C’est à cette réalité que s’est converti, semble-t-il, le ministre de l’Économie, Emmanuel Macron, dans sa récente défense des droits de vote doubles pour les actionnaires présent depuis plus de deux ans au capital des groupes (Le Monde, 25 avril 2015, « Retrouver l’esprit industriel du capitalisme »). Il s’agit pour l’Etat-stratège, de privilégier les actionnaires de long-terme, y compris lui-même, qui détient ses parts dans certains géants français comme Renault, EDF, Thalès, depuis plusieurs années voire plusieurs décennies. Il était temps, en effet, de s’apercevoir qu’une politique industrielle pour un pays comme la France, ne consiste pas seulement à réglementer « l’environnement » fiscal, social, des entreprises. La propriété du capital, c’est le pouvoir. Veiller sur la propriété du capital, c’est préserver la capacité d’établir des stratégies autonomes, d’anticiper, c’est, en un mot, l’avenir des industries françaises et de nos emplois.

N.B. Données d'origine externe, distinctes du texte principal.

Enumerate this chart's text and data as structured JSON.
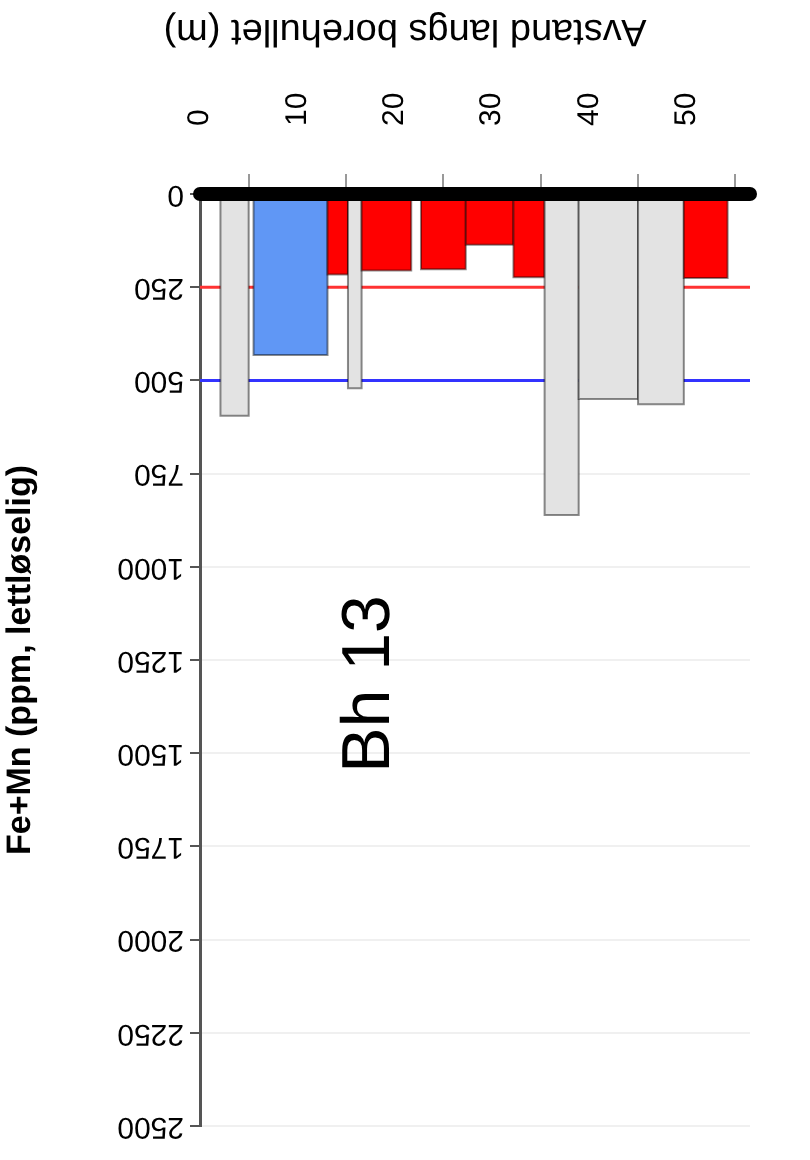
{
  "chart_data": {
    "type": "histogram",
    "xlabel": "Avstand langs borehullet (m)",
    "ylabel": "Fe+Mn (ppm, lettløselig)",
    "annotations": [
      "Bh 13"
    ],
    "bins": [
      2.1,
      5.0,
      5.5,
      13.1,
      15.2,
      16.6,
      21.7,
      22.7,
      27.3,
      32.2,
      35.4,
      38.9,
      45.0,
      49.7,
      54.2
    ],
    "values": [
      595,
      null,
      432,
      216,
      521,
      205,
      null,
      202,
      136,
      223,
      861,
      550,
      564,
      225
    ],
    "colors": [
      "#e3e3e3",
      null,
      "#6097f5",
      "#ff0000",
      "#e3e3e3",
      "#ff0000",
      null,
      "#ff0000",
      "#ff0000",
      "#ff0000",
      "#e3e3e3",
      "#e3e3e3",
      "#e3e3e3",
      "#ff0000"
    ],
    "xlim": [
      0,
      56.5
    ],
    "xticks": [
      0,
      10,
      20,
      30,
      40,
      50
    ],
    "ylim": [
      2500,
      0
    ],
    "yticks": [
      0,
      250,
      500,
      750,
      1000,
      1250,
      1500,
      1750,
      2000,
      2250,
      2500
    ],
    "ref_lines": [
      {
        "axis": "y",
        "value": 250,
        "color": "#ff3333"
      },
      {
        "axis": "y",
        "value": 500,
        "color": "#3333ff"
      }
    ],
    "grid": "y"
  }
}
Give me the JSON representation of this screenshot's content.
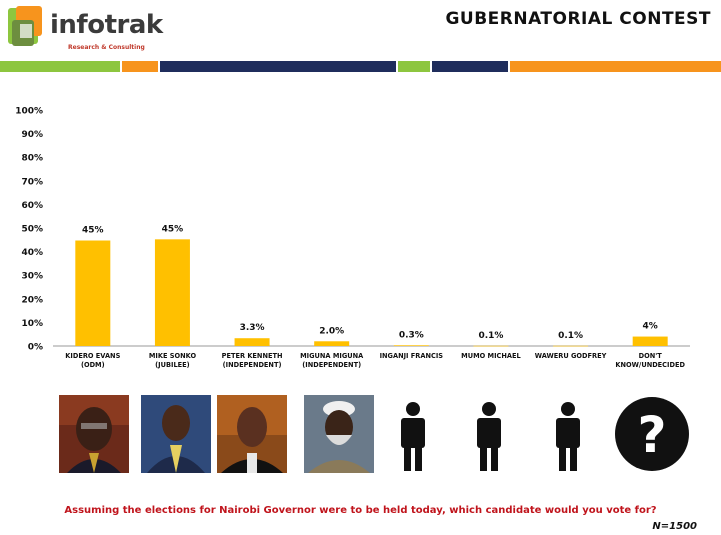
{
  "header": {
    "logo_text": "infotrak",
    "logo_tagline": "Research & Consulting",
    "title": "GUBERNATORIAL  CONTEST"
  },
  "colors": {
    "bar": "#FFC000",
    "green": "#8DC63F",
    "orange": "#F7941D",
    "navy": "#1F2D5C"
  },
  "chart_data": {
    "type": "bar",
    "title": "",
    "xlabel": "",
    "ylabel": "",
    "ylim": [
      0,
      100
    ],
    "yticks": [
      "0%",
      "10%",
      "20%",
      "30%",
      "40%",
      "50%",
      "60%",
      "70%",
      "80%",
      "90%",
      "100%"
    ],
    "categories": [
      [
        "KIDERO EVANS",
        "(ODM)"
      ],
      [
        "MIKE SONKO",
        "(JUBILEE)"
      ],
      [
        "PETER KENNETH",
        "(INDEPENDENT)"
      ],
      [
        "MIGUNA MIGUNA",
        "(INDEPENDENT)"
      ],
      [
        "INGANJI FRANCIS"
      ],
      [
        "MUMO MICHAEL"
      ],
      [
        "WAWERU GODFREY"
      ],
      [
        "DON'T",
        "KNOW/UNDECIDED"
      ]
    ],
    "values": [
      44.7,
      45.2,
      3.3,
      2.0,
      0.3,
      0.1,
      0.1,
      4.0
    ],
    "data_labels": [
      "45%",
      "45%",
      "3.3%",
      "2.0%",
      "0.3%",
      "0.1%",
      "0.1%",
      "4%"
    ],
    "grid": false,
    "legend": "none"
  },
  "photos": [
    {
      "icon": "candidate-photo-kidero"
    },
    {
      "icon": "candidate-photo-sonko"
    },
    {
      "icon": "candidate-photo-kenneth"
    },
    {
      "icon": "candidate-photo-miguna"
    },
    {
      "icon": "person-silhouette-icon"
    },
    {
      "icon": "person-silhouette-icon"
    },
    {
      "icon": "person-silhouette-icon"
    },
    {
      "icon": "question-mark-icon"
    }
  ],
  "footer": {
    "question": "Assuming the elections for Nairobi Governor were to be held today, which candidate would you vote for?",
    "sample": "N=1500"
  }
}
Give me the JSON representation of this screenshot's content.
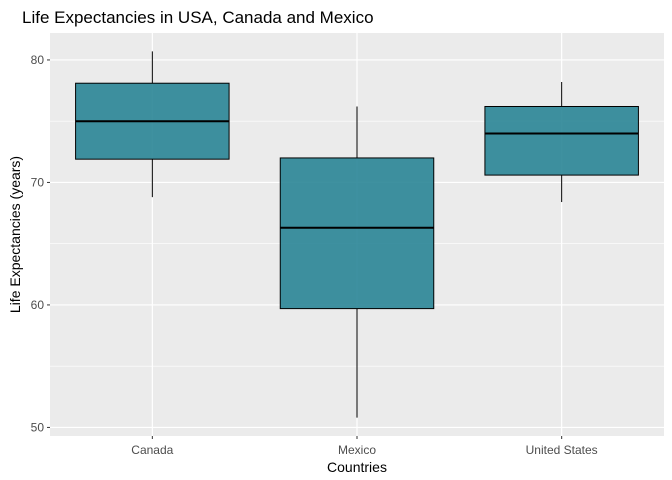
{
  "chart_data": {
    "type": "box",
    "title": "Life Expectancies in USA, Canada and Mexico",
    "xlabel": "Countries",
    "ylabel": "Life Expectancies (years)",
    "categories": [
      "Canada",
      "Mexico",
      "United States"
    ],
    "boxes": [
      {
        "name": "Canada",
        "min": 68.8,
        "q1": 71.9,
        "median": 75.0,
        "q3": 78.1,
        "max": 80.7
      },
      {
        "name": "Mexico",
        "min": 50.8,
        "q1": 59.7,
        "median": 66.3,
        "q3": 72.0,
        "max": 76.2
      },
      {
        "name": "United States",
        "min": 68.4,
        "q1": 70.6,
        "median": 74.0,
        "q3": 76.2,
        "max": 78.2
      }
    ],
    "yticks": [
      50,
      60,
      70,
      80
    ],
    "ylim": [
      49.3,
      82.2
    ],
    "grid": true,
    "colors": {
      "box_fill": "#2a8596",
      "panel": "#ebebeb",
      "grid": "#ffffff",
      "line": "#000000"
    }
  }
}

Aussi apportons-nous tout notre soutien à la lutte menée par M. Macron pour faire accepter à Carlos Goshn, patron de Renaut-Nissan, la mise en place des droits de vote doubles pour les actionnaires de long terme. Comme l’a montré l’histoire récente de Renault, dont le capital est partiellement public mais qui a délocalisé la production et l’emploi de façon plus agressive encore que ses concurrents français, l’entreprise s’est longtemps abandonnée à un capitalisme hors-sol, pour des résultats qui, de l’avis de tous, ne sont pas à la hauteur.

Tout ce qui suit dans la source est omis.